Re: Propose draft-ietf-uri-relative-url-05.txt for Proposed Standard

drtr1@cam.ac.uk
Mon, 6 Feb 95 16:41 GMT

Message-Id: <m0rbWUn-0007atC@grus.cus.cam.ac.uk>
Date: Mon, 6 Feb 95 16:41 GMT
To: uri@bunyip.com
Subject: Re: Propose draft-ietf-uri-relative-url-05.txt for Proposed Standard
From: drtr1@cam.ac.uk

There seem to be some differences in the URL definitions contained in
the draft and in RFC 1738; it is certainly confusing on first reading these
documents (with a view to writing a URL parser). Maybe this is because
they are defining subtly different objects, although both BNFs define a
'url'.

1. Are national characters allowed in a URL?
This seems the most significant difference. RFC 1738 has
unreserved = alpha | digit | safe | extra

whereas the draft (draft-ietf-uri-relative-url-05.txt) has
unreserved = alpha | digit | safe | extra | national

Hence the draft allows national characters in most parts of most URLs, whereas
the RFC does not.

2. file, ftp and http cannot _always_ be parsed using the generic-RL syntax.

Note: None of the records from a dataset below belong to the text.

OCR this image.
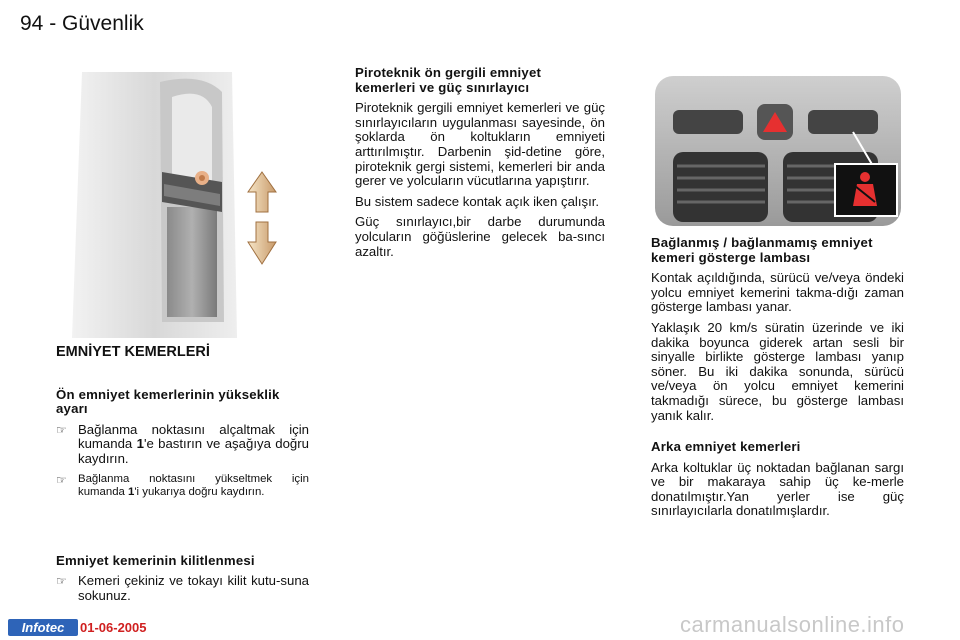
94 - Güvenlik
EMNİYET KEMERLERİ
Ön emniyet kemerlerinin yükseklik ayarı
☞ Bağlanma noktasını alçaltmak için kumanda 1'e bastırın ve aşağıya doğru kaydırın.
☞ Bağlanma noktasını yükseltmek için kumanda 1'i yukarıya doğru kaydırın.
Emniyet kemerinin kilitlenmesi
☞ Kemeri çekiniz ve tokayı kilit kutu-suna sokunuz.
Piroteknik ön gergili emniyet kemerleri ve güç sınırlayıcı

Piroteknik gergili emniyet kemerleri ve güç sınırlayıcıların uygulanması sayesinde, ön şoklarda ön koltukların emniyeti arttırılmıştır. Darbenin şid-detine göre, piroteknik gergi sistemi, kemerleri bir anda gerer ve yolcuların vücutlarına yapıştırır.

Bu sistem sadece kontak açık iken çalışır.

Güç sınırlayıcı,bir darbe durumunda yolcuların göğüslerine gelecek ba-sıncı azaltır.

Bağlanmış / bağlanmamış emniyet kemeri gösterge lambası

Kontak açıldığında, sürücü ve/veya öndeki yolcu emniyet kemerini takma-dığı zaman gösterge lambası yanar.

Yaklaşık 20 km/s süratin üzerinde ve iki dakika boyunca giderek artan sesli bir sinyalle birlikte gösterge lambası yanıp söner. Bu iki dakika sonunda, sürücü ve/veya ön yolcu emniyet kemerini takmadığı sürece, bu gösterge lambası yanık kalır.

Arka emniyet kemerleri

Arka koltuklar üç noktadan bağlanan sargı ve bir makaraya sahip üç ke-merle donatılmıştır.Yan yerler ise güç sınırlayıcılarla donatılmışlardır.

Infotec	01-06-2005	carmanualsonline.info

In section 2.3, the draft states:
> Finally, the following schemes can always be parsed using the
> generic-RL syntax.
>
> file Host-specific Files
> ftp File Transfer Protocol
> http Hypertext Transfer Protocol
> nntp USENET news using NNTP access

The generic-RL syntax has a path element defined as
segment = *pchar
pchar = uchar | ":" | "@" | "&" | "="

with ";" and "?" reserved for delimiting the params and query.
However, the RFC allows ";" in an http path segment, and "?" in an ftp or
file path segment.

In fact, this is not much of a problem if you do not assert that these
schemes can _always_ be parsed using the generic-RL syntax.

David Robinson. (drtr@ast.cam.ac.uk)